I write this post with my head hanging in shame.
After finishing a huge editing project of a 500 page translated book, I feel a sense of relief and some sense of accomplishment, but not much.
It took me almost eight years to finish this project, and it didn’t have to. In those eight years, the original author had even passed away. Granted, the book was long, the editing tedious, and I did it in my spare time.
But it did not have to take eight years.
I could have finished it before getting married. I could have finished it before having my first child. I could have finished it before having my second child.
But now that it is done, and in the hands of the publisher, I will share the lessons I have learned from this shamefully accomplished project, and what finally motivated me to finish it.

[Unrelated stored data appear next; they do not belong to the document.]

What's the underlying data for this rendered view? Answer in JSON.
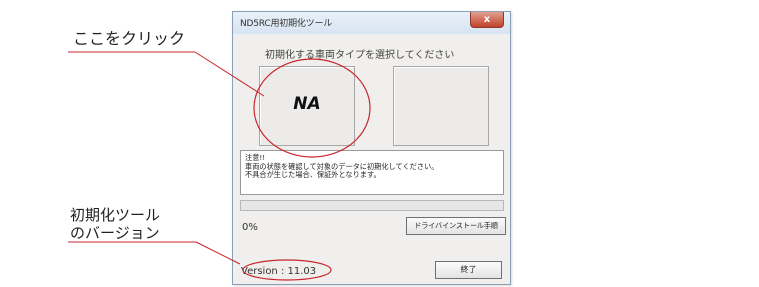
{
  "annotations": {
    "click_here": "ここをクリック",
    "version_line1": "初期化ツール",
    "version_line2": "のバージョン"
  },
  "dialog": {
    "title": "ND5RC用初期化ツール",
    "close_label": "x",
    "instruction": "初期化する車両タイプを選択してください",
    "vehicle_buttons": [
      {
        "label": "NA"
      },
      {
        "label": ""
      }
    ],
    "notice_lines": [
      "注意!!",
      "車両の状態を確認して対象のデータに初期化してください。",
      "不具合が生じた場合、保証外となります。"
    ],
    "progress_percent_text": "0%",
    "progress_value": 0,
    "driver_install_label": "ドライバインストール手順",
    "version_text": "Version : 11.03",
    "exit_label": "終了"
  },
  "colors": {
    "annotation_red": "#c8252b",
    "progress_green": "#4fae4f",
    "titlebar": "#dce7f3"
  }
}
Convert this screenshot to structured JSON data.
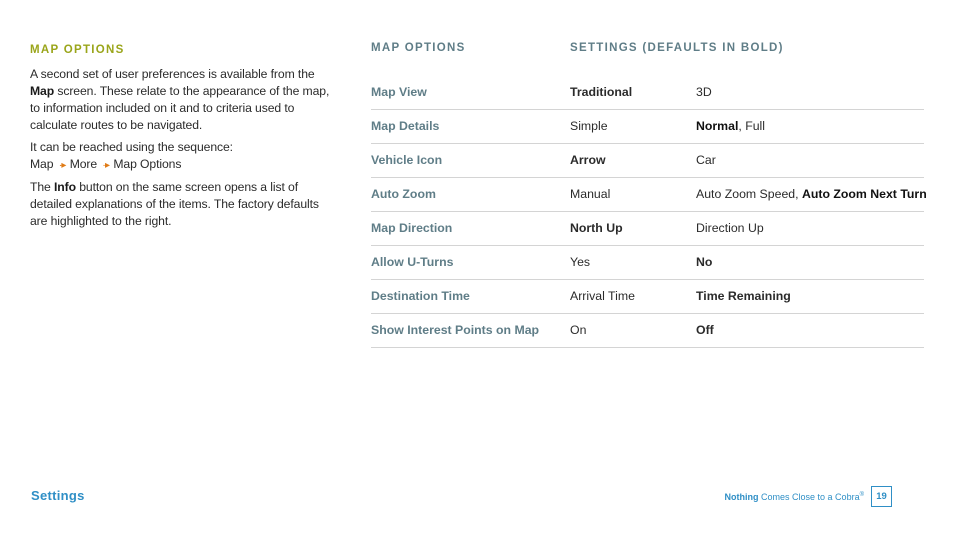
{
  "left": {
    "title": "MAP OPTIONS",
    "p1_a": "A second set of user preferences is available from the ",
    "p1_bold": "Map",
    "p1_b": " screen. These relate to the appearance of the map, to information included on it and to criteria used to calculate routes to be navigated.",
    "p2_line1": "It can be reached using the sequence:",
    "p2_seq": [
      "Map",
      "More",
      "Map Options"
    ],
    "p2_arrow_icon": "dotted-arrow-right-icon",
    "p3_a": "The ",
    "p3_bold": "Info",
    "p3_b": " button on the same screen opens a list of detailed explanations of the items. The factory defaults are highlighted to the right."
  },
  "table": {
    "header1": "MAP OPTIONS",
    "header2": "SETTINGS (DEFAULTS IN BOLD)",
    "rows": [
      {
        "name": "Map View",
        "opt1": "Traditional",
        "opt2": "3D",
        "default": "opt1"
      },
      {
        "name": "Map Details",
        "opt1": "Simple",
        "opt2_bold": "Normal",
        "opt2_rest": ", Full",
        "default": "opt2"
      },
      {
        "name": "Vehicle Icon",
        "opt1": "Arrow",
        "opt2": "Car",
        "default": "opt1"
      },
      {
        "name": "Auto Zoom",
        "opt1": "Manual",
        "opt2_plain": "Auto Zoom Speed, ",
        "opt2_bold": "Auto Zoom Next Turn",
        "default": "opt2"
      },
      {
        "name": "Map Direction",
        "opt1": "North Up",
        "opt2": "Direction Up",
        "default": "opt1"
      },
      {
        "name": "Allow U-Turns",
        "opt1": "Yes",
        "opt2": "No",
        "default": "opt2"
      },
      {
        "name": "Destination Time",
        "opt1": "Arrival Time",
        "opt2": "Time Remaining",
        "default": "opt2"
      },
      {
        "name": "Show Interest Points on Map",
        "opt1": "On",
        "opt2": "Off",
        "default": "opt2"
      }
    ]
  },
  "footer": {
    "section": "Settings",
    "tagline_bold": "Nothing",
    "tagline_rest": " Comes Close to a Cobra",
    "trademark": "®",
    "page_number": "19"
  },
  "colors": {
    "accent_green": "#9aa51a",
    "header_teal": "#5f7d87",
    "arrow_orange": "#e07b16",
    "footer_blue": "#2f8fc6"
  }
}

Lesson 1: When committing to a project, carve out the time to do it. I often listed this project as a task to get done on a day or a week, but I didn’t block out the time in my schedule for it. If I had allotted simply 30 minutes a day to work on it from the beginning, it would have been done in two years, not eight. Because I did not do so, the task was done in fits and spurts – I would get 30 pages done in one sitting, then go back to it five months later, after putting it on the back burner to more urgent tasks. This is a lesson in discipline, project management, and time management. This free ebook, How to Work for Yourself, shares some good ideas for how to carve out those needed minutes and hours. I wish I had read it eight years ago.
Lesson 2: I work better when I work with other people. Editing is a solitary and tedious job. It takes time and concentration, and usually involves me and a computer, or piece of paper and a pen. However, when I joined a translation committee, and there were others who were now checking the sections I edited against the original language, I moved more quickly. It became a team effort, and my teammates were reviewing sections of the book faster than I was editing them – which motivated me to finish more quickly. This means that I should figure out a way to make future projects also team efforts – even when they don’t seem so at first.
Lesson 3: I work well with deadlines. The final push for me to get this done was when the publisher started pressing for the final manuscript, and the translator started holding me accountable. The pressure was on, but because it had taken me so long, I still had to balance this task with responsibilities I did not have when I first started. The lesson for me on future projects that don’t have external deadlines is to create them – perhaps by asking others to hold me accountable to a deadline I have set, or by vowing not to move on to a new, more exciting project till I finish the one I’m working on now.
Eleven months into 2014, I’m sharing my new year’s resolution because I decided writing how I finished a long term project would be more useful than writing about my intentions to do so.
What helps you accomplish projects you have started? Please share your tips and ideas!